In questo quasi primo quarto di nuovo millennio all’insegna della crisi permanente, è opinione comune che in campo automotive le uniche Case immuni al virus siano ancora quelle che producono prodotti di lusso. Lo prova in teoria la pletora di supercar e ipercar presentate a ritmo continuo, che pare riescano a integrare la trazione elettrica in un modello di business ancora vincente. Il termine pare è però d’obbligo, perché qualcosa anche in quel settore inizia a scricchiolare. Aston Martin, marchio di  altissimo prestigio con una produzione che spazia dalla nautica Lagonda (la coda sembra quella di un gozzo) alla ipercar Valkyrie, ha i conti in rosso. L’ultimo report semestrale evidenzia infatti un deficit pre-tax di 78,88 milioni di sterline, pari a 86,5 milioni di euro, dovuto, secondo l’ad Palmer, quello critico sulle attuali tendenze del mondo auto, al calo della domanda concentrato in Europa, Medio Oriente e Africa, ma avvertibile anche in Usa.
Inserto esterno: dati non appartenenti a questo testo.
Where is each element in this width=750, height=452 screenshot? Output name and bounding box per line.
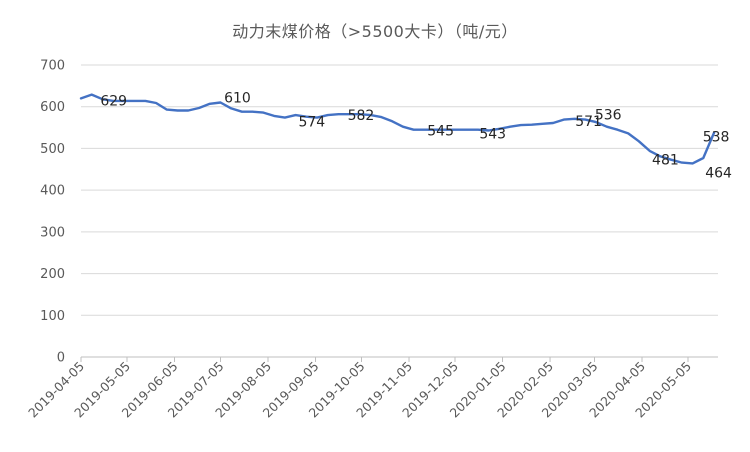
data-label: 574 [298, 115, 325, 131]
data-label: 610 [224, 91, 251, 107]
data-label: 536 [595, 107, 622, 123]
data-label: 481 [652, 152, 679, 168]
series-layer [79, 93, 716, 165]
data-label: 538 [703, 130, 730, 146]
chart-title: 动力末煤价格（>5500大卡）（吨/元） [232, 22, 518, 41]
y-tick-label: 100 [40, 309, 65, 324]
y-tick-label: 200 [40, 267, 65, 282]
series-line-0 [79, 93, 716, 165]
y-tick-label: 400 [40, 184, 65, 199]
y-tick-label: 700 [40, 59, 65, 74]
y-tick-label: 600 [40, 100, 65, 115]
y-tick-label: 500 [40, 142, 65, 157]
data-label: 582 [348, 108, 375, 124]
y-tick-label: 0 [57, 351, 65, 366]
y-tick-label: 300 [40, 225, 65, 240]
grid-lines [81, 64, 718, 316]
data-label: 545 [427, 124, 454, 140]
data-label: 571 [575, 114, 602, 130]
data-label: 543 [479, 126, 506, 142]
data-label: 464 [705, 165, 732, 181]
data-label: 629 [100, 94, 127, 110]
La Lagonda è quella che fa registrare la peggior performance, con un calo attorno al 75% nelle vendite, ma la caduta e generalizzata e mette addirittura in crisi il futuro dello stabilimento di St Anthon nel Galles, quello destinato a produrre le Suv DBX che rappresentano il futuro del marchio in linea con le più aggiornate richieste del mercato. Crisi annunciata dunque per il marchio di proprietà Bonomi, che paga con le sue piccole dimensioni la difficoltà a reperire i capitali richiesti per il passaggio epocale che si annuncia per ogni brand. E la Brexit non aiuta, checchè ne dicano gli ottimisti a oltranza.